A fourth member category was established in 2012, that of GUIRR Distinguished Fellow
. Individuals named to this category are former Council members that have either (1) served the maximum allowable two consecutive three-year terms or (2) no longer qualify as federal ex officio members because their federal appointment was during a previous Administration, and yet these individuals wish to remain engaged in Roundtable activity. GUIRR’s Executive Committee reviews and approves nominations of individuals for this special member category. Operating Format
GUIRR holds three meetings a year that convene the entire membership for exposure to new issues. At these meetings, outside experts are brought in to provide their unique perspectives and promote cross-sector dialogue amongst the GUIRR membership. The intent is to catalyze support and action across government, university, and industry to meet critical science and technology needs.
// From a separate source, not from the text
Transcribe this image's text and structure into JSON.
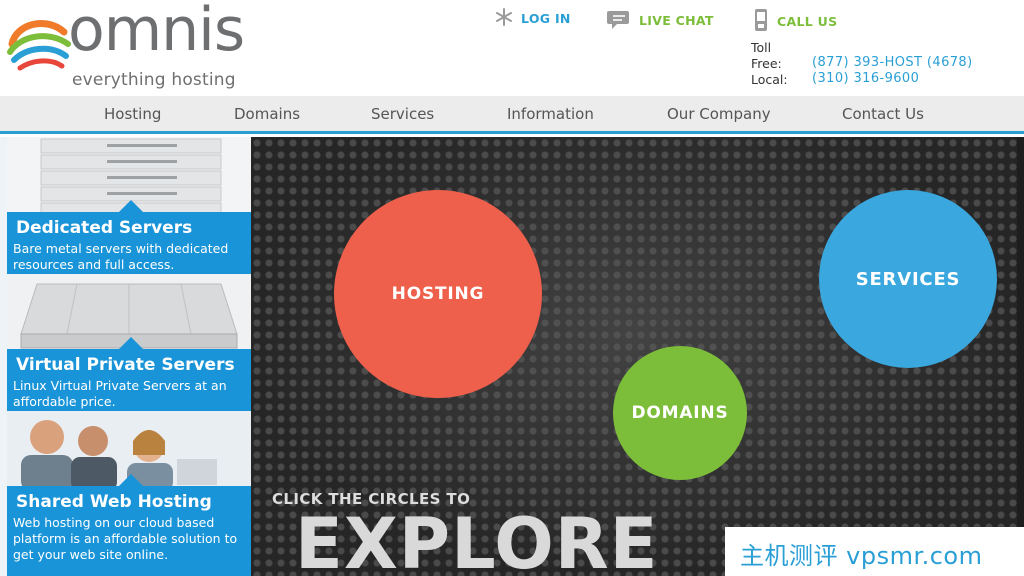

In addition to its meetings, GUIRR has projects which operate at the working group level throughout the year. These projects typically report back to the entire membership at the three annual meetings. Because the variety of issues that GUIRR can undertake is large, its funds are finite, and the format for potential projects so varied, GUIRR relies on its members to set its vision. Projects, topics, and activities are self-nominated and championed by individuals, though the GUIRR Executive Committee exerts control over the number of projects undertaken at any given time. GUIRR provides all staff support for approved projects, including fundraising. Once a project is completed, the task force that self-assembled to complete it dissolves.
What Makes Us Different
GUIRR provides a forum like no other, where a unique mix of sectors comes together to understand how the other side thinks. The participants are senior-most leaders within their organizations, a tribute to the “convening power” of the Academies. GUIRR offers “neutral turf” and closed doors for very frank discussions that builds bridges and spurs accelerated activities.
GUIRR-initiated collaborations of individuals from the government, university and industry sectors have a continuing record of success in improving the effectiveness of the U.S. in science and technology and its application to national goals. Looking to the future, we believe this approach – reflecting the initiative of its members – will remain timely in an increasingly interdependent world.